5.3     (Re)Imparare a ricercare

Non cambia invece la necessità di una buona formazione di base, e di un accompagnamento ragionato all’utilizzo degli strumenti: che ieri erano enciclopedie e libri di testo cartacei, e oggi si chiamano Google Books, Google Scholar, Archive.org (e perché no, anche Wikipedia). Rispetto a questi, riveste un ruolo fondamentale l’educazione a selezionare le parole chiave e seguire i collegamenti ipertestuali più promettenti per individuare le fonti più affidabili e autorevoli. Non a caso, la prima tra le 21 competenze digitali previste dallo standard europeo DigComp[8], messo a punto a partire dal 2016 dagli esperti della Commissione Europea, coincide con la capacità di “navigare, ricercare e filtrare dati, informazioni e contenuti digitali”. Un’abilità messa a dura prova dal cambiamento delle abitudini dei navigatori – ammesso che si possano ancora definire tali – più giovani. La mia esperienza di formazione sulle competenze digitali, rivolta agli studenti delle scuole superiori in occasione dei programmi di alternanza scuola-lavoro, è del tutto sintonica con il panorama presentato da alcune ricerche[9] realizzate sulla popolazione dei cosiddetti millennials, tra i quali solo una minoranza è in grado di condurre una buona ricerca su Google, risultando “basically clueless about the logic underlying how the search engine organises and displays results”. Il deterioramento di questa abilità potrebbe suscitare nei googlers della prima ora ancora più preoccupazione dei risultati delle ricerche sudcoreane[10] spesso citate per stigmatizzare l’utilizzo di dispositivi tecnologici, potenzialmente nocivi per l’attenzione e per la memoria. Tuttavia, va riconosciuto che questa posizione potrebbe essere dettata dall’appartenenza a una generazione digitale precedente, di “migranti” invece che di “nativi”, che assiste con ansia alla riscrittura delle regole finora vigenti nella vita in Rete. Allarmarsi in questo caso riprodurrebbe il medesimo errore in cui incorrono i tecnocritici, impedendo di riconoscere nel cambiamento cui assistiamo un fenomeno fisiologico, piuttosto che patologico, legato al mutamento di un paradigma di accesso: i giovanissimi partecipanti ai percorsi di approfondimento scolastici, così come gli intervistati nell’indagine di Inside Higher Ed, poco familiari con le maschere di ricerca, si trovano perfettamente a loro agio con gli assistenti vocali e nel milieu dei social media.

BIBLIOGRAFIA

Herbold, A. (2016, January). “Digital Media Are A Blessing” – Memory Research. Retrieved from Goethe Institut: https://www.goethe.de/ins/vn/en/kul/mag/20686365.html?forceDesktop=1 

Carr, N. (2010). The Shallows: what the Internet is doing to our brains. New York, London: W.W. Norton & Company. 

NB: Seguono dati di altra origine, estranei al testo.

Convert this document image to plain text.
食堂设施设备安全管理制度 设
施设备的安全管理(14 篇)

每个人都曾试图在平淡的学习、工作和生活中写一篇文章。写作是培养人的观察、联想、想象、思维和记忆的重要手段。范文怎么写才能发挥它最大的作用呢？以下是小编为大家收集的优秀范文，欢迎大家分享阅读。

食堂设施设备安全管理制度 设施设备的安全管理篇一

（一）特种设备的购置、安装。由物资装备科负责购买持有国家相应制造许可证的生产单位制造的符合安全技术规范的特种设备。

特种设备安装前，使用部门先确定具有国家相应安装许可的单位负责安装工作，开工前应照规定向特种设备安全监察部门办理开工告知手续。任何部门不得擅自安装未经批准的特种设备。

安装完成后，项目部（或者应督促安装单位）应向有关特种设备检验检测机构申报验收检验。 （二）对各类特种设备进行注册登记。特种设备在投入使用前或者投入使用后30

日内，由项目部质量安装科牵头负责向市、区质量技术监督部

E-Read. (2018). Dichiarazione di Stavanger sul futuro della lettura. Retrieved from E-read Cost: http://ereadcost.eu/wp-content/uploads/2019/03/Dichiarazione-di-Stavanger-ITA-.pdf 

Carretero, S., Vuorikari, R., & Punie, Y. (2017). DigComp 2.1. Retrieved from Joint Research Centre – European Commission: https://publications.jrc.ec.europa.eu/repository/bitstream/JRC106281/web-digcomp2.1pdf_(online).pdf 

Chung-a, P. (2007, June 08). Digital Dementia Troubles Young Generation. Retrieved from The Korea Times: http://www.koreatimes.co.kr/www/news/nation/2008/04/117_4432.html 

White, M. C. (2015, May 4). This is Millennials’ Most Embarassing Secret. Retrieved from Time: https://time.com/3844483/millennials-secrets/ 

Wittgenstein, L. (1995). Ricerche filosofiche. Torino: Einaudi. 

PIAAC-OCSE: Rapporto nazionale sulle Competenze degli Adulti. (2014). Retrieved from ISFOL: https://www.isfol.it/piaac/Rapporto_Nazionale_Piaac_2014.pdf

[1] (Herbold, 2016).

[2] (Carr, 2010, p. 138).

[3] (Carr, 2010, p. 56).

[4] (Carr, 2010, p. 140).

[5] (E-Read, 2018)

[6] (Wittgenstein, 1995, p. 13).

[7] Vale la pena di sottolineare, a proposito di generazioni precedenti che le indagini OCSE-PIAAC, che rilevano la comprensione del testo da parte della popolazione adulta, mostrano esiti ben più preoccupanti di quelle sugli studenti. (PIAAC-OCSE: Rapporto nazionale sulle Competenze degli Adulti, 2014)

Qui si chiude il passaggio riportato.